On Friday February 2nd, 2018, House Intelligence Chairman Devin Nunes (R - CA), in coordination with the White House, released the controversial Memo detailing alleged FISA abuse in the surveillance case of Carter Page. Page, once named by Trump in an offhand listing of potential foreign policy advisors, has long been a target of FBI surveillance in connection with his activities involving known Russian spies - in fact, the first probe of his Russian ties dates back to before Trump even ran for office. In the memo, Nunes further alleges that current Deputy Attorney General and Trump appointee Rod Rosenstein behaved improperly in his role in re-approving the FISA warrant to watch Page.

According to Nunes, the entire FBI/DoJ case for continued FISA warrant renewal was based on the infamous Steele dossier - a compilation of raw intelligence generated by British spy Christopher Steele relating to President Trump's ties to Russian government officers and oligarchs - which Nunes and his contingent in the House believe to be a Democratic hit-job on the President.

So, does Nunes' memo make a strong case that the renewal of FISA warrants was improper or illegal? No. Unfortunately, Nunes' motivations seem to be entirely political in nature. In his desire to shield the president from those who would investigate him, Nunes has spurned the intelligence community by publishing a memo the FBI called out for "material omissions of fact".

Even the Department of Justice run by Trump appointee Jeff Sessions has stated that releasing this memo would be an incredibly reckless act.

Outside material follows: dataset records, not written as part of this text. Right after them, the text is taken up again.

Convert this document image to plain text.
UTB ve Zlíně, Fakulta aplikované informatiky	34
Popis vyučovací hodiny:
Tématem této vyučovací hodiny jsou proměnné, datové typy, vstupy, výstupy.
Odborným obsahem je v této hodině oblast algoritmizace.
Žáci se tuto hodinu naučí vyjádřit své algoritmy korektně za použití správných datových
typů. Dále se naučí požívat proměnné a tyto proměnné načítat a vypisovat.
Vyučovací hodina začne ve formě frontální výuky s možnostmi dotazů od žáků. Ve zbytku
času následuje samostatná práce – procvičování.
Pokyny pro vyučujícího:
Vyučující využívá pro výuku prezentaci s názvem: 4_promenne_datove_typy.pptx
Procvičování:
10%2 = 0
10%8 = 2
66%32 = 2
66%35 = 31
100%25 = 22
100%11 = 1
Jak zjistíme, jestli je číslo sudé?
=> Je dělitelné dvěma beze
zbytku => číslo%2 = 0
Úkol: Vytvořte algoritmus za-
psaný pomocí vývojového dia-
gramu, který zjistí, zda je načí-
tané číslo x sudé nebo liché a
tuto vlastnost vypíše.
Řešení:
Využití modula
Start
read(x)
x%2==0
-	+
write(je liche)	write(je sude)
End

Nunes' opponents rightly point out that his memo leaves out critical information relating to how FISA warrants are obtained. For example, it would be impossible for the FBI to have made their entire case for continued FISA surveillance of Carter Page on the basis of the Steele dossier - rather, the continuation of FISA warrants requires the federal prosecutors to prove that it had produced material evidence.

Nunes' memo leaves out the fact that the FISA document submitted to court is dozens of pages long, going into great detail about Page's activities, and he is able to get away with it because the relevant information is still classified.

Through careful collaboration with the White House, Nunes has crafted the perfect weapon for Donald Trump to use to pursue the firing or resignation of his staunchest opponents within the justice system.

As many have noticed, every justice official named in the memo has either been fired (like Fmr. FBI Director James Comey) or forced to resign (like Fmr. Deputy FBI Director Andrew McCabe). The only one remaining is the very man supervising Special Counsel Robert Mueller III's Russia probe - Rod Rosenstein. We, as Americans, must demand that he be protected, for his firing could spell the end of the Mueller probe and represent a permanent decline of the rule of law. If a president is allowed to shield himself from any and all checks on the legality of his behavior, his power becomes virtually unlimited. Futhermore, Mueller's reputation is sterling and his investigation is decidedly not a witch hunt.

(More on Mueller probe here)

When asked today if he would fire Rosenstein as a result of this memo, President Trump punted, preferring to leave the American people in suspense. At this hour, it seems likely that Trump and Nunes are both waiting to see the public's reaction to this misleading memo before taking the next step in this slow-rolling Saturday Night Massacre.